Empreender deveria ser, de fato, uma escolha, diz especialista
Cofundadora da Chicas, consultoria com foco em estratégias para equidade de gênero, e professora da PUC Minas Sabrina Mendes lembra que mesmo as mães que não são demitidas enfrentam dificuldades ao se manterem no emprego.
“O que o mercado faz, hoje, é tratar aquela mulher como se ela não tivesse uma vida para ser responsável. E aí ela tem que ignorar que isso existe e continuar atuando da mesma forma, sendo que o papel da mãe é fundamental para a sociedade como um todo, inclusive, para as empresas.
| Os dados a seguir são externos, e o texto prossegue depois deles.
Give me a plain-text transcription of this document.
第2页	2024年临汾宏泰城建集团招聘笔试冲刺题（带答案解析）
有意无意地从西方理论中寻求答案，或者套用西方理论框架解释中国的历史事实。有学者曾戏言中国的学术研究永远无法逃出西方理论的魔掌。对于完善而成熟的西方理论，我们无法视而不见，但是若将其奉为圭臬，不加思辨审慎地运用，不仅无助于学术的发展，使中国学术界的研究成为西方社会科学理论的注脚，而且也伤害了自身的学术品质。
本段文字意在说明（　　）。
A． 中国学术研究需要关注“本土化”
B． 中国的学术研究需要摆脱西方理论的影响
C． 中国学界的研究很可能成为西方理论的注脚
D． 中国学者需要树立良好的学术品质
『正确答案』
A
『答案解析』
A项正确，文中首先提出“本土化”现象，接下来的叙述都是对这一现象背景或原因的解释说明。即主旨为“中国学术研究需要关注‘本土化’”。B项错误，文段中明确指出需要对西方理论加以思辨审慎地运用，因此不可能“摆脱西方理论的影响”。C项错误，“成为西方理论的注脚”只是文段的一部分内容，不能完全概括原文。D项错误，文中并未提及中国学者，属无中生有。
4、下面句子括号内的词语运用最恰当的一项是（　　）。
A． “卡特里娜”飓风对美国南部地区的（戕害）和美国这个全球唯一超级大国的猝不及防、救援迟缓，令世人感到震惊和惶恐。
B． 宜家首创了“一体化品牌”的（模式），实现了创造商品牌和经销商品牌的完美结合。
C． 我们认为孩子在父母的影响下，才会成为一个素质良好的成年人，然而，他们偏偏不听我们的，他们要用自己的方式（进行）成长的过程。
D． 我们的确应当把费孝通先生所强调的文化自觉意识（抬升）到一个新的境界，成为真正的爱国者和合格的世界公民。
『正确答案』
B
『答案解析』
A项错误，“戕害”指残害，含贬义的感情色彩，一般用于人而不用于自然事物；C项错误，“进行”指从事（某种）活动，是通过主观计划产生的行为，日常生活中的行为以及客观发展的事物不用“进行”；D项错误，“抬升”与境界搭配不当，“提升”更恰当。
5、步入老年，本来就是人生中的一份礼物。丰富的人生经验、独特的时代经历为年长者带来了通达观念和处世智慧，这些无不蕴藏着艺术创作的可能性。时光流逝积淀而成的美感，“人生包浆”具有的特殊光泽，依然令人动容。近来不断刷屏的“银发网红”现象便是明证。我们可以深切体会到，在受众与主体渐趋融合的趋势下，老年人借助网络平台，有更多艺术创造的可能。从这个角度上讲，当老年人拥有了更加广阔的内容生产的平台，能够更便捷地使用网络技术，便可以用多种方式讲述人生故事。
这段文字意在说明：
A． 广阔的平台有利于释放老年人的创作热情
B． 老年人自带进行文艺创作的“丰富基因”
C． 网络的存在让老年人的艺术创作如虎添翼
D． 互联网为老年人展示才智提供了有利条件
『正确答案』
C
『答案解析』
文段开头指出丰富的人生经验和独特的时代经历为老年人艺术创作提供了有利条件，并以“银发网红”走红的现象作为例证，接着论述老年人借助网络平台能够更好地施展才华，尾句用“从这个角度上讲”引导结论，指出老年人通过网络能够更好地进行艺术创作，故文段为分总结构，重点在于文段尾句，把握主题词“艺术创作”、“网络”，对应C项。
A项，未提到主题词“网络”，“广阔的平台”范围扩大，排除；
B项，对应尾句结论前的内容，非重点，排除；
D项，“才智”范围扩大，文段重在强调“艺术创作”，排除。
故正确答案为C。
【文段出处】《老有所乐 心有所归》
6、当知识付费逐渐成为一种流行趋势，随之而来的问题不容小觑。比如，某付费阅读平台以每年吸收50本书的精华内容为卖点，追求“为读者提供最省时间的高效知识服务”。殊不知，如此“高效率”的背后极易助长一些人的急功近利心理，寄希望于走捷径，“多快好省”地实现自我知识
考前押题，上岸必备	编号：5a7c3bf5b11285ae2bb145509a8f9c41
Afinal, são as mulheres que produzem mão de obra para o capitalismo continuar funcionando”, observa.
Ela acredita que, mais do que taxar o empreendedorismo como única saída para maternar nos dias de hoje, é preciso reconhecer as diferenças e necessidades das mulheres trabalhadoras que são mães. E dar a elas também a estrutura necessária para que “continuem exercendo o seu potencial profissional, sem deixar de exercer o seu papel como mãe”.
“No Brasil, a gente vê de maneira bem crônica a questão do empreendedorismo por necessidade. É desafiador porque temos a ilusão de que é um lugar de mais leveza e flexibilidade, quando na verdade dá muito mais trabalho empreender. O que acontece é que as mães empreendedoras acabam arcando com um trabalho maior, tendo já outro trabalho enorme que é o de cuidar, para conseguir ter alguma flexibilidade que não encontram dentro das empresas regulares no mercado formal”, explica.
O ideal, segundo a especialista, é que o empreendedorismo seja, de fato, uma escolha. E não a falta dela. “Eu acredito muito mais que a gente precise resolver o problema da estrutura, para que a estrutura comporte as mães. E não só que as mães se virem por conta própria lá fora. Quando a gente pinta esse empreendedorismo de rosa, como se fosse algo muito fácil e que qualquer mãe consegue, isso também reforça a exclusão”, analisa.
Ao parar de “olhar para as mães como extraterrestres”, a sociedade e as empresas têm a ganhar, segundo Sabrina Mendes:
“É preciso trazer a perspectiva de valorizar e reconhecer o trabalho de cuidado das mulheres. E as empresas também precisam se responsabilizar pelo contexto neoliberal que defendem, onde há a exclusão das mães do mercado de trabalho, porque isso causa problemas estruturais como a pobreza e a redução de IDH . E em termos reputacionais, os exemplos positivos, até porque são raros, acabam repercutindo bem para a empresa e gerando um grande valor para a marca”.